When I was younger I naively thought I could turn up on the day with a month or so training and my fitness would carry me through –Wrong!
You have to train your body, especially your legs, to stay out on the road for hours on end, to push that extra few miles when all they want to do is rest.
You have to teach yourself to run at a pace that you can try and stay at throughout the 26.2 mile course and draw on the support of the thousands of people watching in London and the millions watching at home to see you through.
But my training has not gone without a hitch. At the end of February I was out on a training run and around the 12 mile mark I felt a blinding pain in my knee – my first ever case of runner’s knee had struck.
Similar to tennis elbow, runner’s knee is a repetitive strain injury suffered by those who subject themselves to constant running on hard ground. It occurs when the patella in the knee fails to move smoothly and centrally through the femoral groove at the lower end of the thigh bones.
Since then I have battled, I have iced and I have stretched, I even endured a very painful sports massage to help relieve the problem.
But I am determined to finish the race.
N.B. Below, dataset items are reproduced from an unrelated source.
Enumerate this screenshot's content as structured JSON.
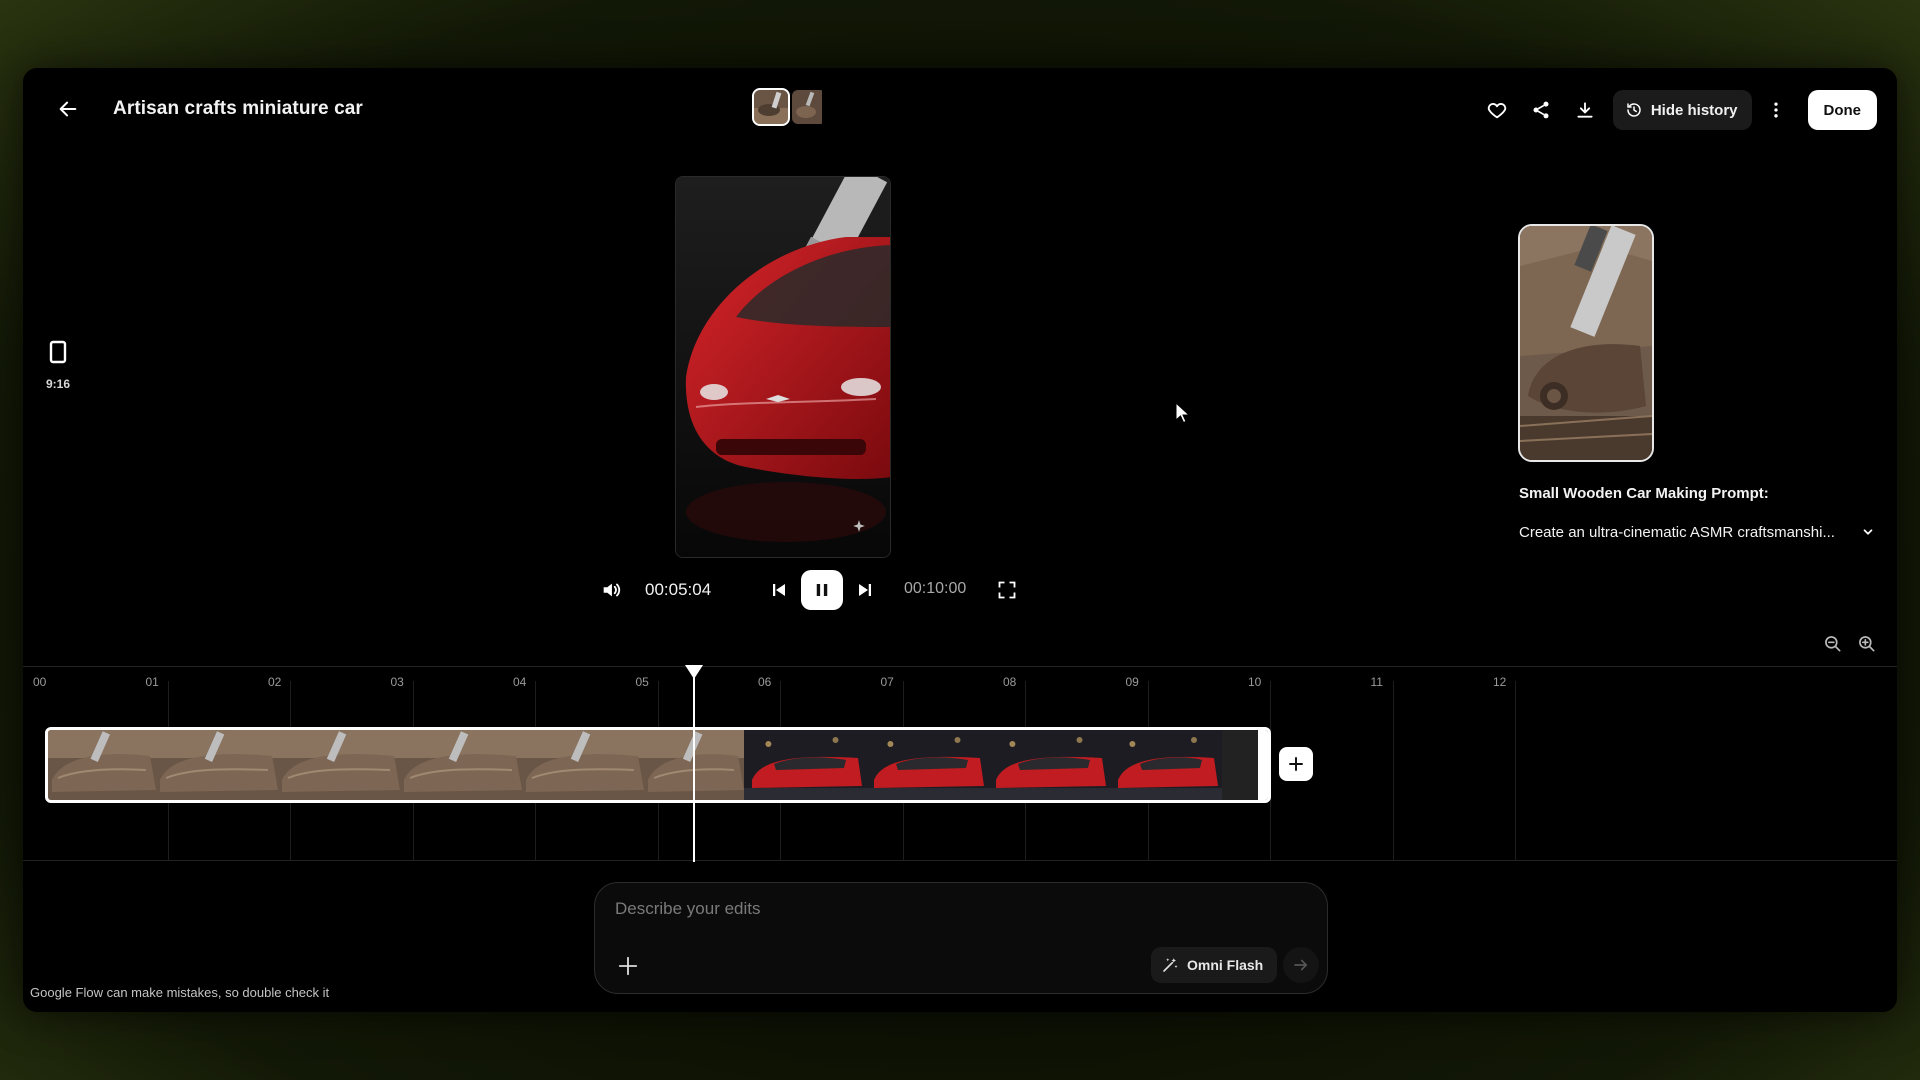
{
  "header": {
    "title": "Artisan crafts miniature car",
    "hide_history_label": "Hide history",
    "done_label": "Done"
  },
  "aspect": {
    "label": "9:16"
  },
  "player": {
    "current_time": "00:05:04",
    "total_time": "00:10:00"
  },
  "panel": {
    "prompt_title": "Small Wooden Car Making Prompt:",
    "prompt_text": "Create an ultra-cinematic ASMR craftsmanshi..."
  },
  "timeline": {
    "ticks": [
      "00",
      "01",
      "02",
      "03",
      "04",
      "05",
      "06",
      "07",
      "08",
      "09",
      "10",
      "11",
      "12"
    ],
    "playhead_seconds": 5.3
  },
  "editor": {
    "placeholder": "Describe your edits",
    "model_label": "Omni Flash"
  },
  "footer": {
    "disclaimer": "Google Flow can make mistakes, so double check it"
  },
  "colors": {
    "background": "#000000",
    "accent": "#ffffff",
    "car_red": "#b5141a",
    "wood": "#6b5747"
  }
}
There is no way I am pulling out at this late stage and even less chance of me not completing the course. I just don’t think I’ve considered the consequences of it.
The marathon fills me with excitement and a feeling of utter triumph may wash over me at the finish line but I am frightened all the same that the training I am doing through this injury could lead to future problems.
Maybe that’s something worth thinking of afterwards as I don’t want any distractions before the big day.
In the meantime if you would like to help me edge towards my £2,000 target for Willen Hospice you can do so by visiting www.justgiving.com/Gareth-Ellis-Marathon-Man.
Anything you can give will be gratefully received. I may be going through some pain, but the pain of losing a loved one cannot compare. I will finish.